The discrepancy between civilian and military claims for setting up the memorial resulted in new debates during the 1930s.

Some wanted only a single statue, others insisted on a triumphal obelisk. Civilians preferred a public memorial site, while soldiers planned a hall of fame. The standoff was resumed at the beginning of 1933, when the idea of building a gate by the castle entrance emerged.

The solution was offered by Imre Lengyel, the representative of

Rákóczi Square
tradesmen and house-owners. Endre Pósa, another house-owner, persuaded the chairman of the committee to follow the example of Kőszeg, as they had built a gate to commemorate the 400th anniversary of the castle’s defence against the Ottoman army. The new plan was most supported by downtown residents, who preferred the undisturbed weekly markets to noisy military parades.

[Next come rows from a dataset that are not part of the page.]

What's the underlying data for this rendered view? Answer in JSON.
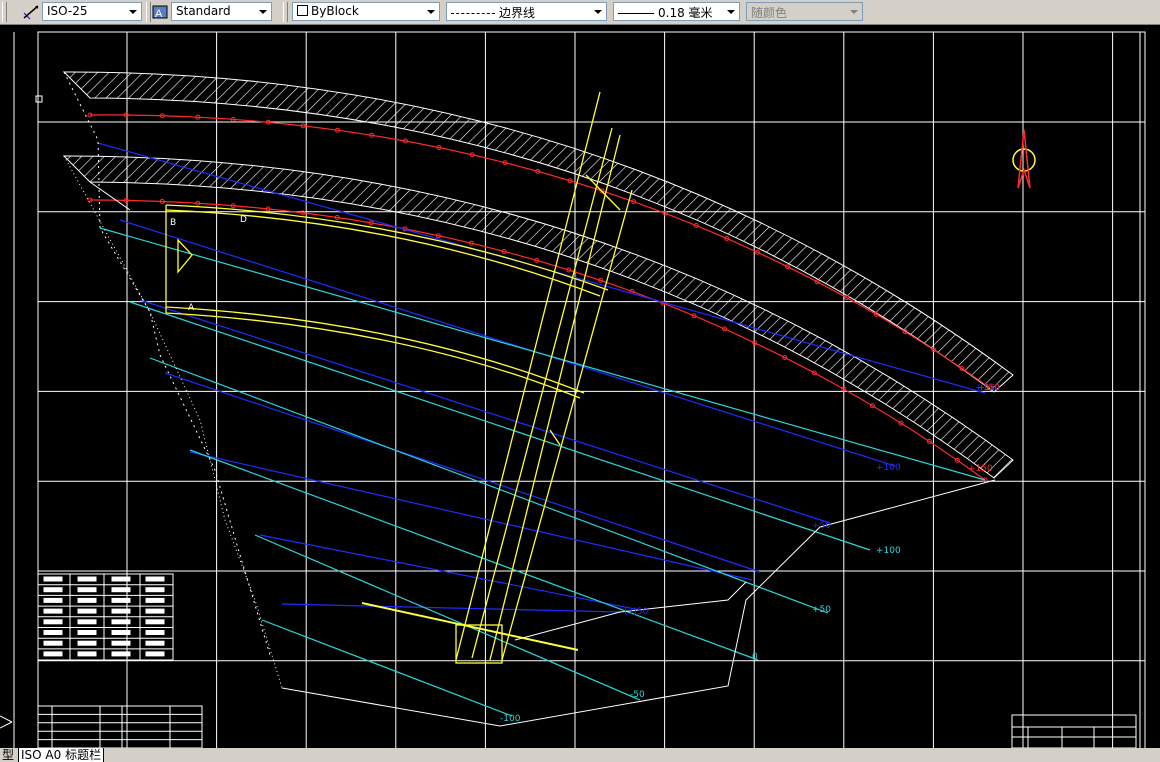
{
  "toolbar": {
    "dimstyle": "ISO-25",
    "textstyle": "Standard",
    "color": "ByBlock",
    "linetype": "边界线",
    "lineweight": "0.18 毫米",
    "plotstyle": "随颜色"
  },
  "drawing": {
    "contours_cyan": [
      "+100",
      "+50",
      "0",
      "-50",
      "-100"
    ],
    "contours_blue": [
      "+150",
      "+100",
      "+50",
      "(3)50"
    ],
    "contours_red": [
      "+150",
      "+150"
    ],
    "labels_misc": [
      "D",
      "A",
      "B"
    ]
  },
  "tabs": {
    "model": "型",
    "layout": "ISO A0 标题栏"
  },
  "colors": {
    "background": "#000000",
    "grid": "#ffffff",
    "red": "#ff2a2a",
    "blue": "#1f2cff",
    "cyan": "#2ad6d6",
    "yellow": "#ffff3a"
  }
}
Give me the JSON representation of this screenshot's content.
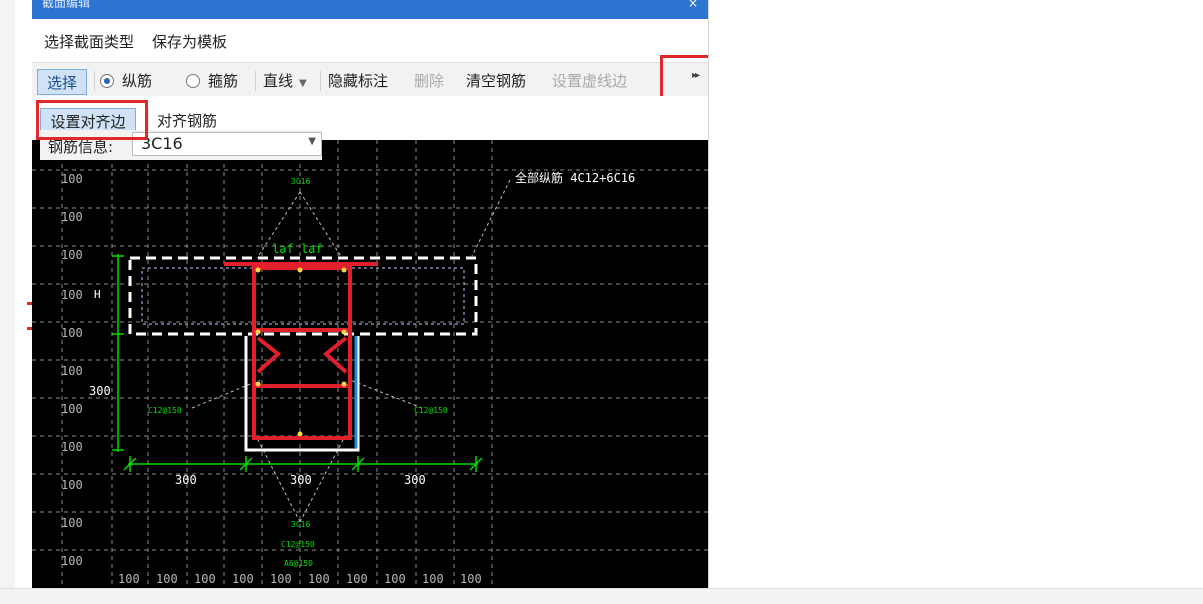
{
  "window": {
    "title": "截面编辑",
    "close_glyph": "×"
  },
  "menu": {
    "items": [
      "选择截面类型",
      "保存为模板"
    ]
  },
  "toolbar": {
    "select": "选择",
    "longitudinal": "纵筋",
    "stirrup": "箍筋",
    "line": "直线",
    "hide_annotation": "隐藏标注",
    "delete": "删除",
    "clear_rebar": "清空钢筋",
    "set_dashed_edge": "设置虚线边",
    "more_glyph": "▸▸"
  },
  "toolbar2": {
    "set_align_edge": "设置对齐边",
    "align_rebar": "对齐钢筋"
  },
  "rebar_info": {
    "label": "钢筋信息:",
    "value": "3C16"
  },
  "drawing": {
    "all_longitudinal": "全部纵筋 4C12+6C16",
    "top_rebar": "3C16",
    "bottom_rebar": "3C16",
    "left_stirrup": "C12@150",
    "right_stirrup": "C12@150",
    "bottom_stirrup": "C12@150",
    "bottom_tie": "A6@150",
    "laf_mark": "laf laf",
    "h_mark": "H",
    "dim_height": "300",
    "dim_left": "300",
    "dim_mid": "300",
    "dim_right": "300",
    "grid_label": "100"
  },
  "colors": {
    "titlebar": "#2d73d0",
    "highlight_box": "#e02828",
    "canvas_bg": "#000000",
    "rebar": "#e0202a",
    "dimension": "#00dd00",
    "stirrup_blue": "#1e8fe0"
  }
}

Obviously, the officer corps of the garrison and the companion-in-arms fraternity of 31th Veszprém infantry regiment were the chief opponents of the plan.

On their opinion, it differed from the initial purpose of establishing a solemn site for events reinforcing fraternal solidarity. They kept on sticking to the idea of an obelisk set up in a spacious area.

Finally, the city council took a rather diplomatic decision: on February 8 in 1933 both options were voted.

All this happened in the shadow of the impending war.